Common Crawlability Issues & How to Fix Them

Marionne Banaga

4 years ago

Crawl errors are sneaky, and it can prove to be difficult to trace back to a what caused the problem in the first place. Crawl errors do negatively impact your overall SEO but while they are challenging to handle, they aren’t a dead-end. Today, we delve deeper into what crawl errors are, why they’re bad for SEO, and how to address common issues.

Crawl errors—what are they?

Search engine bots work constantly to follow links, searching for public pages, eventually ending up on your website. They then crawl these pages and index all the content for use in Google. Crawl errors are problems that these bots encounter while trying to access your webpages that keep them from indexing or finding your pages. If you’ve spent a significant amount of time optimising your content but are having problems opening a page or moving from one page to another, it may indicate a crawlability issue.

Why crawl errors matter

Crawl errors hinder search engine bots from reading your content and indexing your pages. When a search engine is crawling your site and encounters an error, it will turn back to find another way through the site. You can then end up with pages that aren’t getting crawled, or pages being crawled more than necessary. Uncrawled rankable content is a wasted opportunity to improve your place in the SERPs.

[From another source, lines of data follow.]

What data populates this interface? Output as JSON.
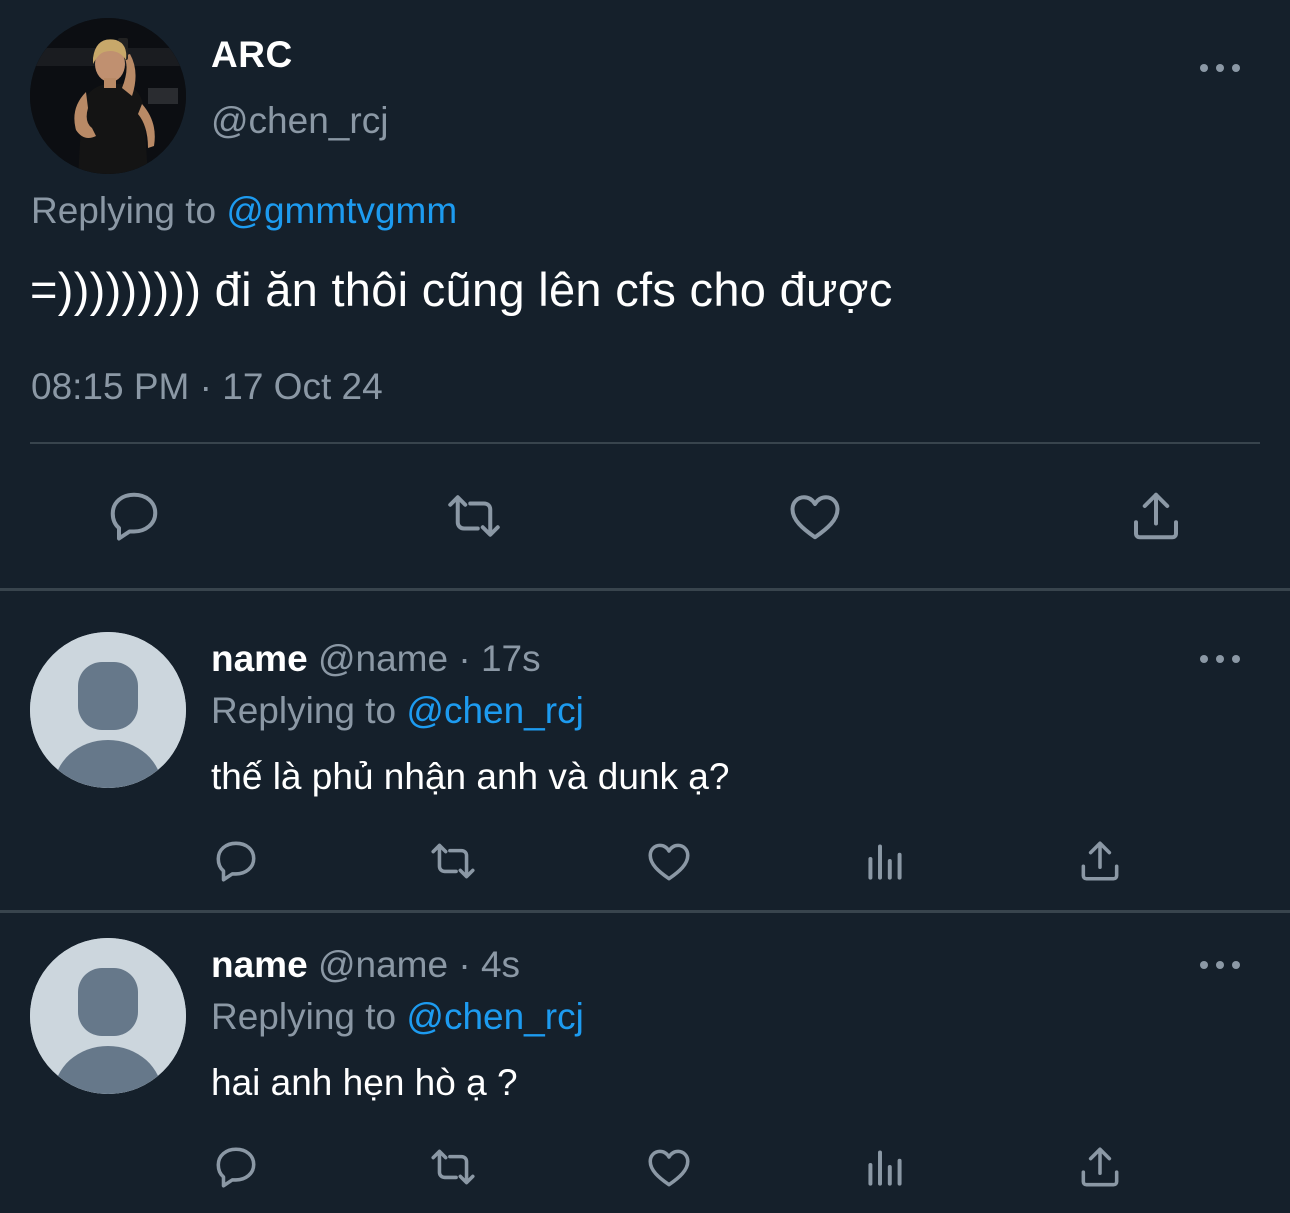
{
  "main_tweet": {
    "display_name": "ARC",
    "handle": "@chen_rcj",
    "replying_prefix": "Replying to",
    "replying_to": "@gmmtvgmm",
    "text": "=))))))))) đi ăn thôi cũng lên cfs cho được",
    "timestamp": "08:15 PM · 17 Oct 24",
    "actions": [
      "reply-icon",
      "retweet-icon",
      "like-icon",
      "share-icon"
    ]
  },
  "replies": [
    {
      "name": "name",
      "handle": "@name",
      "time": "· 17s",
      "replying_prefix": "Replying to",
      "replying_to": "@chen_rcj",
      "text": "thế là phủ nhận anh và dunk ạ?",
      "actions": [
        "reply-icon",
        "retweet-icon",
        "like-icon",
        "analytics-icon",
        "share-icon"
      ]
    },
    {
      "name": "name",
      "handle": "@name",
      "time": "· 4s",
      "replying_prefix": "Replying to",
      "replying_to": "@chen_rcj",
      "text": "hai anh hẹn hò ạ ?",
      "actions": [
        "reply-icon",
        "retweet-icon",
        "like-icon",
        "analytics-icon",
        "share-icon"
      ]
    }
  ],
  "colors": {
    "background": "#15202b",
    "text_primary": "#ffffff",
    "text_secondary": "#8b98a5",
    "accent": "#1d9bf0",
    "divider": "#38444d",
    "default_avatar_bg": "#ccd6dd",
    "default_avatar_fg": "#66788a"
  }
}
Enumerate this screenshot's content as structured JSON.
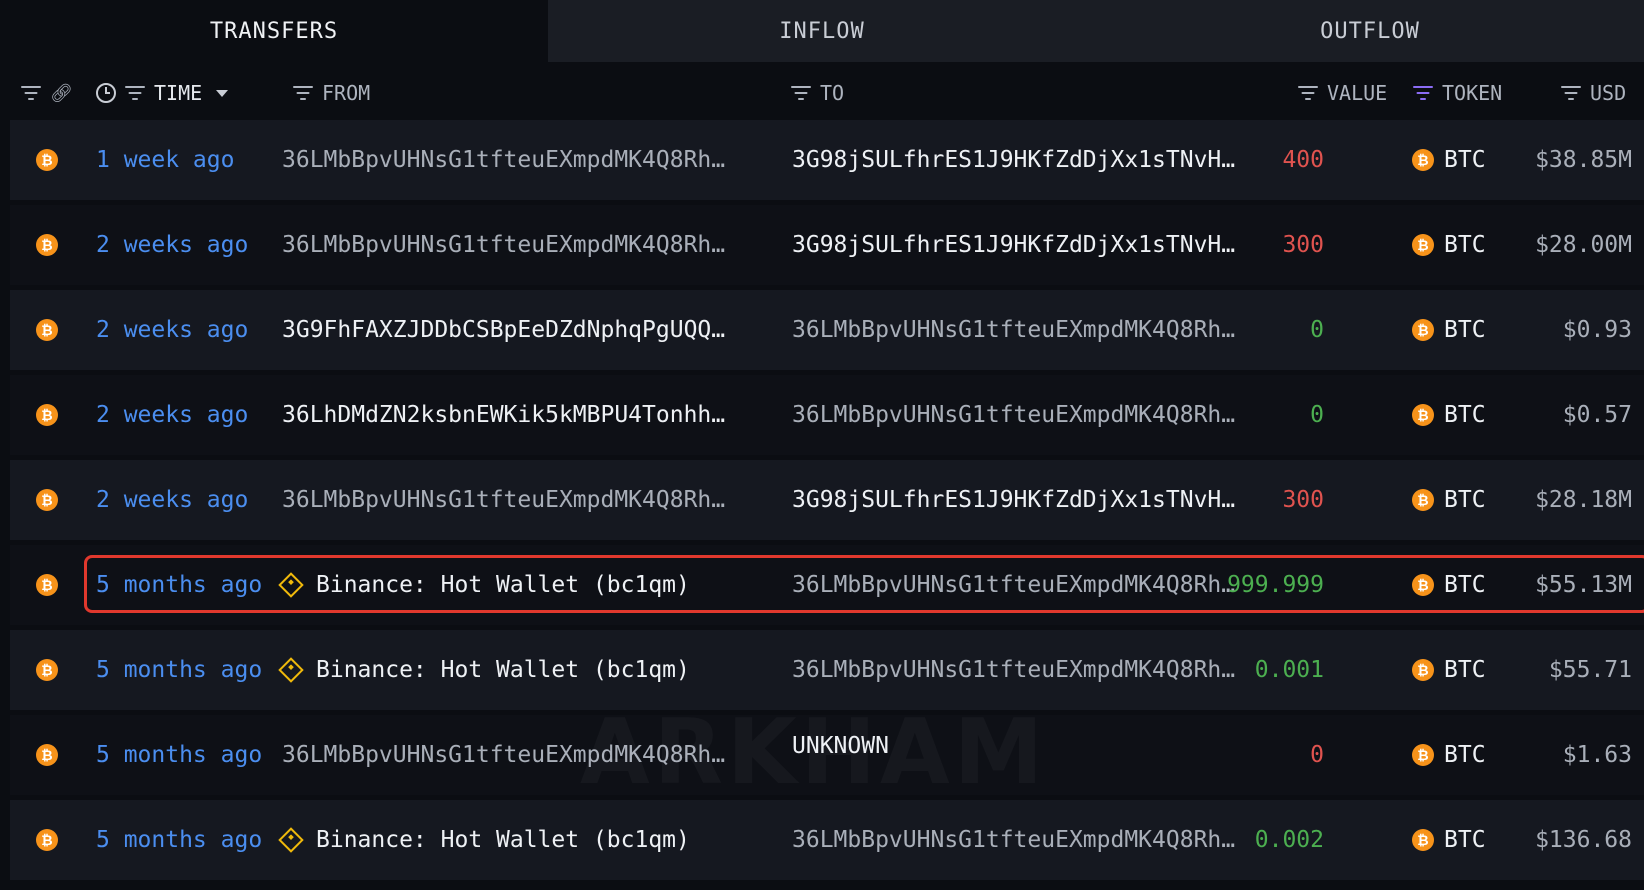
{
  "tabs": [
    {
      "label": "TRANSFERS",
      "active": true
    },
    {
      "label": "INFLOW",
      "active": false
    },
    {
      "label": "OUTFLOW",
      "active": false
    }
  ],
  "columns": {
    "time": "TIME",
    "from": "FROM",
    "to": "TO",
    "value": "VALUE",
    "token": "TOKEN",
    "usd": "USD"
  },
  "watermark": "ARKHAM",
  "rows": [
    {
      "time": "1 week ago",
      "from": "36LMbBpvUHNsG1tfteuEXmpdMK4Q8Rh…",
      "from_style": "dim",
      "to": "3G98jSULfhrES1J9HKfZdDjXx1sTNvH…",
      "to_style": "bright",
      "value": "400",
      "value_color": "red",
      "token": "BTC",
      "usd": "$38.85M"
    },
    {
      "time": "2 weeks ago",
      "from": "36LMbBpvUHNsG1tfteuEXmpdMK4Q8Rh…",
      "from_style": "dim",
      "to": "3G98jSULfhrES1J9HKfZdDjXx1sTNvH…",
      "to_style": "bright",
      "value": "300",
      "value_color": "red",
      "token": "BTC",
      "usd": "$28.00M"
    },
    {
      "time": "2 weeks ago",
      "from": "3G9FhFAXZJDDbCSBpEeDZdNphqPgUQQ…",
      "from_style": "bright",
      "to": "36LMbBpvUHNsG1tfteuEXmpdMK4Q8Rh…",
      "to_style": "dim",
      "value": "0",
      "value_color": "green",
      "token": "BTC",
      "usd": "$0.93"
    },
    {
      "time": "2 weeks ago",
      "from": "36LhDMdZN2ksbnEWKik5kMBPU4Tonhh…",
      "from_style": "bright",
      "to": "36LMbBpvUHNsG1tfteuEXmpdMK4Q8Rh…",
      "to_style": "dim",
      "value": "0",
      "value_color": "green",
      "token": "BTC",
      "usd": "$0.57"
    },
    {
      "time": "2 weeks ago",
      "from": "36LMbBpvUHNsG1tfteuEXmpdMK4Q8Rh…",
      "from_style": "dim",
      "to": "3G98jSULfhrES1J9HKfZdDjXx1sTNvH…",
      "to_style": "bright",
      "value": "300",
      "value_color": "red",
      "token": "BTC",
      "usd": "$28.18M"
    },
    {
      "time": "5 months ago",
      "from": "Binance: Hot Wallet (bc1qm)",
      "from_style": "entity",
      "to": "36LMbBpvUHNsG1tfteuEXmpdMK4Q8Rh…",
      "to_style": "dim",
      "value": "999.999",
      "value_color": "green",
      "token": "BTC",
      "usd": "$55.13M"
    },
    {
      "time": "5 months ago",
      "from": "Binance: Hot Wallet (bc1qm)",
      "from_style": "entity",
      "to": "36LMbBpvUHNsG1tfteuEXmpdMK4Q8Rh…",
      "to_style": "dim",
      "value": "0.001",
      "value_color": "green",
      "token": "BTC",
      "usd": "$55.71"
    },
    {
      "time": "5 months ago",
      "from": "36LMbBpvUHNsG1tfteuEXmpdMK4Q8Rh…",
      "from_style": "dim",
      "to": "UNKNOWN",
      "to_style": "unknown",
      "value": "0",
      "value_color": "red",
      "token": "BTC",
      "usd": "$1.63"
    },
    {
      "time": "5 months ago",
      "from": "Binance: Hot Wallet (bc1qm)",
      "from_style": "entity",
      "to": "36LMbBpvUHNsG1tfteuEXmpdMK4Q8Rh…",
      "to_style": "dim",
      "value": "0.002",
      "value_color": "green",
      "token": "BTC",
      "usd": "$136.68"
    }
  ],
  "highlighted_row": 5
}
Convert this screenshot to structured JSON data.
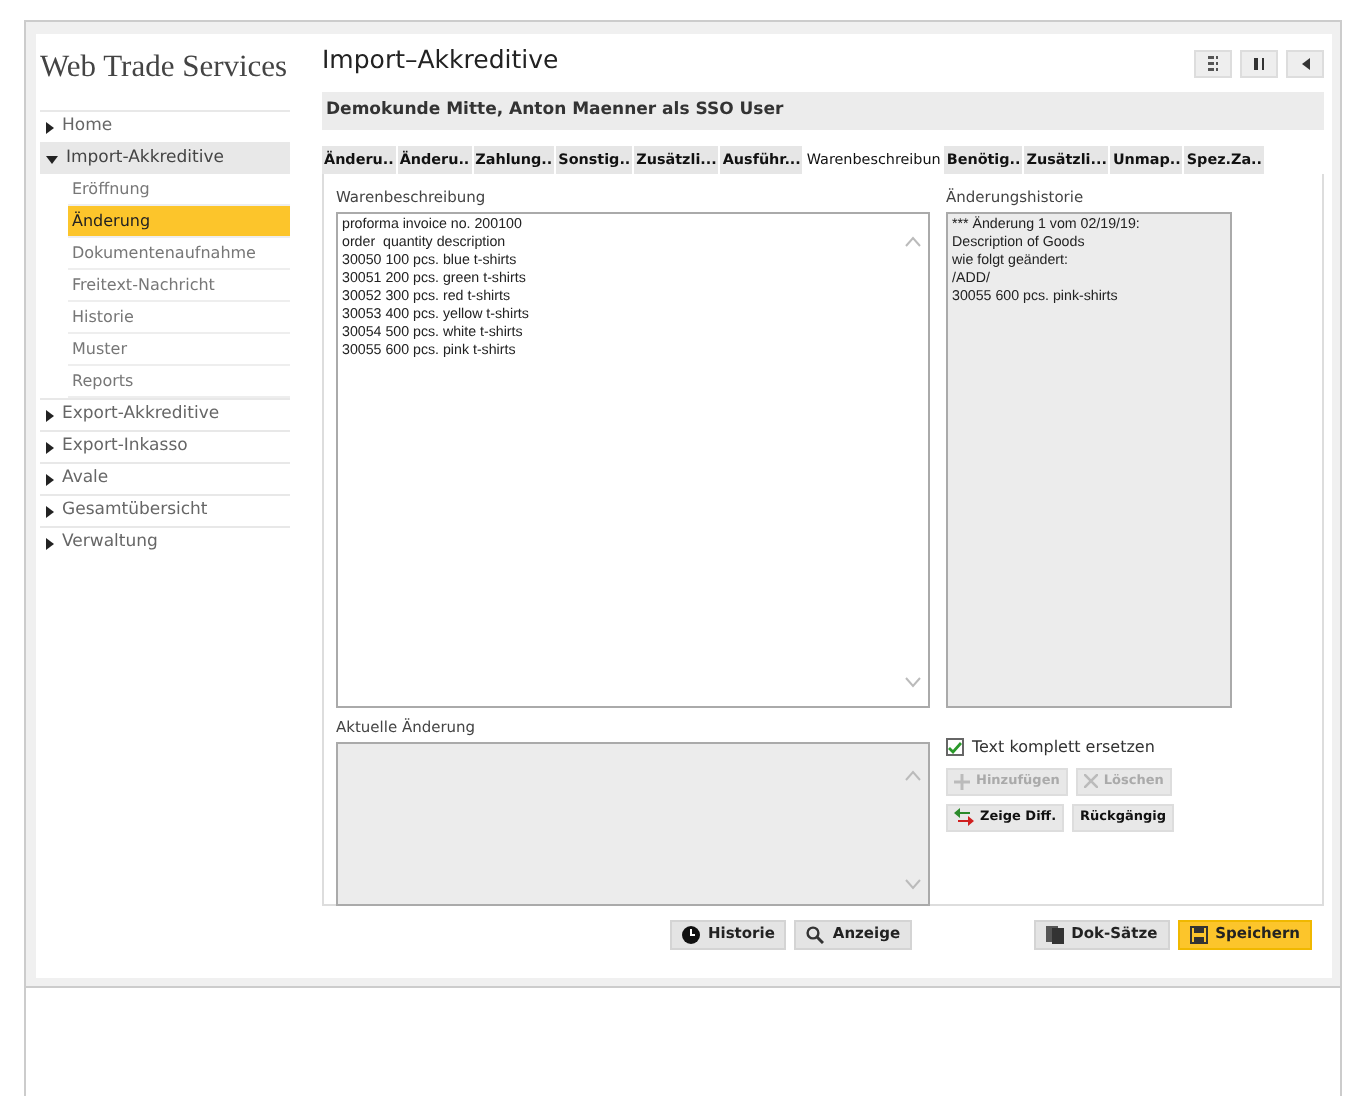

Common crawlability issues

The great news is crawl errors can be solved. Here’s a rundown of the most common crawl errors that you should pay attention to, and how to address each one of them.

404 errors

404 errors are probably the most common issues that causes crawl errors. A 404 or Not Found error message when opening a web page indicates that the server couldn’t find the requested web page. While Google has stated that 404 errors do not negatively impact a site’s rankings because these pages will not be crawled, multiple 404 errors can ultimately affect overall user experience, so it’s best to be wary of them.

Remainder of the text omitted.